After I responded to Professor Caplan’s post defending an orthodox interpretation of the minimum wage, we had a small conversation on Twitter:
Bryan: My argument is that we should consider all relevant evidence, and most minimum wage researchers don’t.
Ashok: But the evidence is only relevant if std theory applies, and unless one has strong priors that has been ‘refuted’, relevant evidence would be far more valuable w/o Krueger/Card, to the extent one trusts empirics
B: Empirical work “refutes” nothing. All it can do is raise or lower probabilities.
A: Absolutely agree, but then you can’t claim that your argument works for those of us w/o strong priors, as you do.
B: How do you figure? If you have 50/50 prior on employ effect of min wage, why doesn’t totality of evidence sway you?
A: Because of empirics from Krueger. Once my priors change, value of “relevant” empirics diminishes as it begs the question
B: Presenting new info never “begs the question.”
I’m using this blog post to explain more thoroughly the point I was trying to make earlier, and 140 characters won’t suffice.
Here’s the argument for a standard approach to minimum wage and relevant effects on employment:
But suppose you disagree with me on both counts. Suppose you have a weak prior about the disemployment effects of the minimum wage. Suppose further that you think that the best empirical work in economics is very good indeed. Doesn’t existing evidence then oblige you to admit that the minimum wage has roughly zero effect on employment?
Let’s break this down logically.
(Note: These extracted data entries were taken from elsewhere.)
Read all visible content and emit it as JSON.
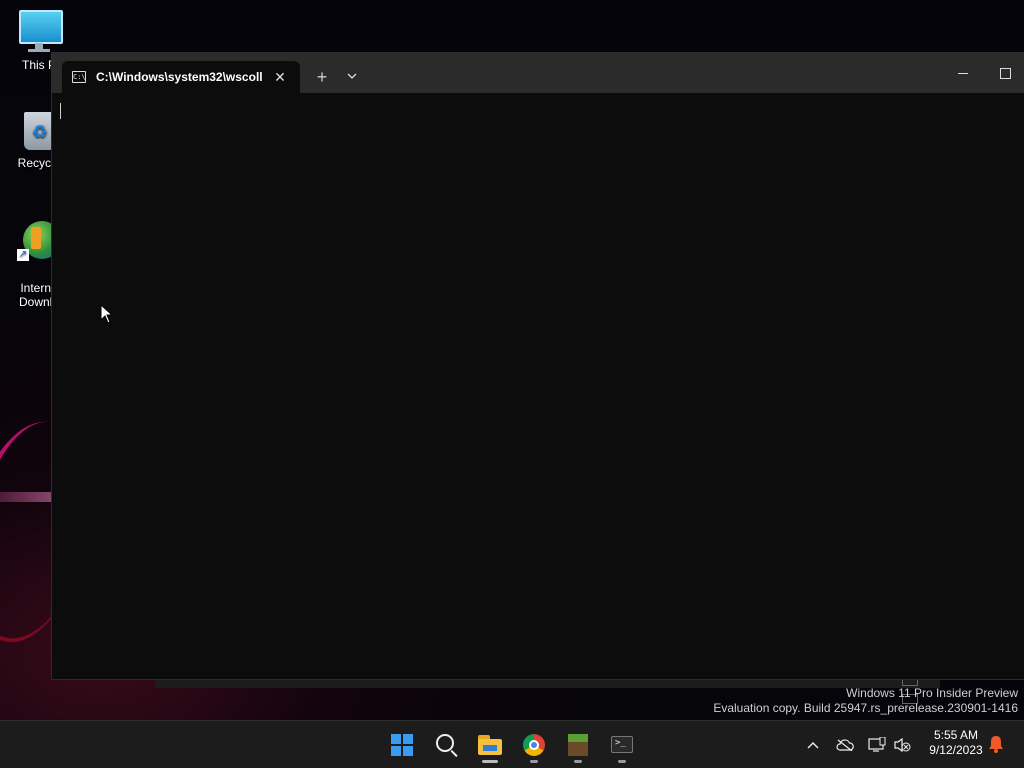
{
  "desktop": {
    "icons": [
      {
        "label": "This P"
      },
      {
        "label": "Recycle"
      },
      {
        "label": "Interne\nDownlo"
      }
    ]
  },
  "terminal": {
    "tab_title": "C:\\Windows\\system32\\wscoll",
    "console_text": ""
  },
  "watermark": {
    "line1": "Windows 11 Pro Insider Preview",
    "line2": "Evaluation copy. Build 25947.rs_prerelease.230901-1416"
  },
  "taskbar": {
    "apps": [
      "start-icon",
      "search-icon",
      "file-explorer-icon",
      "chrome-icon",
      "minecraft-icon",
      "terminal-icon"
    ],
    "time": "5:55 AM",
    "date": "9/12/2023"
  },
  "colors": {
    "accent": "#3a9cf0",
    "notification": "#f05a28"
  }
}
Let the proposition P be that labor markets operate under orthodox theory and hence wage controls cause unemployment. Everyone has some prior on this proposition. As it happens, Caplan’s beliefs are strong, and mine aren’t. So I update my priors quite a bit more significantly considering Krueger and Card, but this isn’t really important to the debate at hand.
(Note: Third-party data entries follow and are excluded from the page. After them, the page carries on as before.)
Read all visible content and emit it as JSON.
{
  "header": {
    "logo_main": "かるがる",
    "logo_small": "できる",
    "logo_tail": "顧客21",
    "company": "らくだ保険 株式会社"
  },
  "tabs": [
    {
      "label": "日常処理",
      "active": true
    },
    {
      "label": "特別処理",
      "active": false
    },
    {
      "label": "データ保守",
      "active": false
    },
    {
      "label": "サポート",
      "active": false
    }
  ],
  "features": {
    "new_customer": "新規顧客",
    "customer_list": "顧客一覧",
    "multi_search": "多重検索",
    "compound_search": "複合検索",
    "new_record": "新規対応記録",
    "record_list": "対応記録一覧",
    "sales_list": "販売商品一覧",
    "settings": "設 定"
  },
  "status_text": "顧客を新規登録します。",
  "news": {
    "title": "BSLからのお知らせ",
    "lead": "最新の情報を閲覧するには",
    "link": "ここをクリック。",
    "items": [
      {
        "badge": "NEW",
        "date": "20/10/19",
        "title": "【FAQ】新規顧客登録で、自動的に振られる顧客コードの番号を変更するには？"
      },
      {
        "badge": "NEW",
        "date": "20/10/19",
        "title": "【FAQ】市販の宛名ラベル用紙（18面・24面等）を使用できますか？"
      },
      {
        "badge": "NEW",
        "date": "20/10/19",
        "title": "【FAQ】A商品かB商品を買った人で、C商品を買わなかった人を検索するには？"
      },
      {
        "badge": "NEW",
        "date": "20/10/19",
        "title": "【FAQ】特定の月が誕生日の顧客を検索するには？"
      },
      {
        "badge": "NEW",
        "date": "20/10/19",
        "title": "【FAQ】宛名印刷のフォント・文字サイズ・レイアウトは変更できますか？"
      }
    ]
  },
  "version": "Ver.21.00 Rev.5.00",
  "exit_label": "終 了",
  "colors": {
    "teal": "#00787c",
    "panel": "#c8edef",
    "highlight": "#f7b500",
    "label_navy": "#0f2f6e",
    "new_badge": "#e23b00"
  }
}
Caplan is arguing that I should change my beliefs based on price controls in general, labor market regulation, and immigration. Here’s why I think his argument is wrong:
- Caplan is arguing that P is true
- He is, further, arguing that a plethora of other evidence stand as fair empirics against the Krueger study which clearly shows no disemployment effects on minimum wage (or would at least adjust one’s priors to towards that conclusion).
- In citing the evidence that the labor demand curve for immigrants is downward sloping and hence suggesting that wage controls cause unemployment, one has to assume that labor markets operate under normal conditions, which is precisely the question at hand.
If wage controls are fundamentally different, as Krueger/Card shows, it really doesn’t matter what the rest of an economy works like. The idea that you can extrapolate how labor markets work from rent controls and agricultural subsidies is irrelevant, because we’ve defined our proposition specifically in the case of a labor market.
I was wrong in suggesting that this “begs the question”, considering the Bayesian nature of this debate. However, one would have to have really strong priors to ignore Krueger/Card and hence extrapolate empirics from other industries onto labor, but he can’t then claim that:
But suppose you disagree with me on both counts. Suppose you have a weak prior about the disemployment effects of the minimum wage. Suppose further that you think that the best empirical work in economics is very good indeed. Doesn’t existing evidence then oblige you to admit that the minimum wage has roughly zero effect on employment?
Further, even in the empirics he cites, there’s a missing dimension in his reasoning: humans are not capital:
If you object, “Evidence on rent control is only relevant for housing markets, not labor markets,” I’ll retort, “In that case, evidence on the minimum wage in New Jersey and Pennsylvania in the 1990s is only relevant for those two states during that decade.” My point: If you can’t generalize empirical results from one market to another, you can’t generalize empirical results from one state to another, or one era to another. And if that’s what you think, empirical work is a waste of time.
Even if we establish that it’s okay to generalize empirical results from one market to the other – and, as was my point above, that’s not possible without assuming your conclusion – this seems like a pretty remarkable statement. There is nothing qualitatively different between New Jersey and Pennsylvania, or the 1990s and 1960s. There is something qualitatively different between a human being and a machine. For one, it’s illegal to enslave own one of them.
Because standard economic theory applies in one particular market certainly doesn’t suggest that every single commodity or good (if you can even call labor that) operates under these conditions. In the most comprehensive study conducted on wage controls, we have strong reason to believe that these very conditions are irrelevant.
I cede that if one has strong priors and a distrust of economic empirics, the dominant belief might still be an orthodox interpretation of the minimum wage. But if one has strong enough priors he can believe just about anything. When so much empirical evidence casts doubt on economic theory, I don’t understand the need to study “relevant” data, which is useful only to those with such high priors.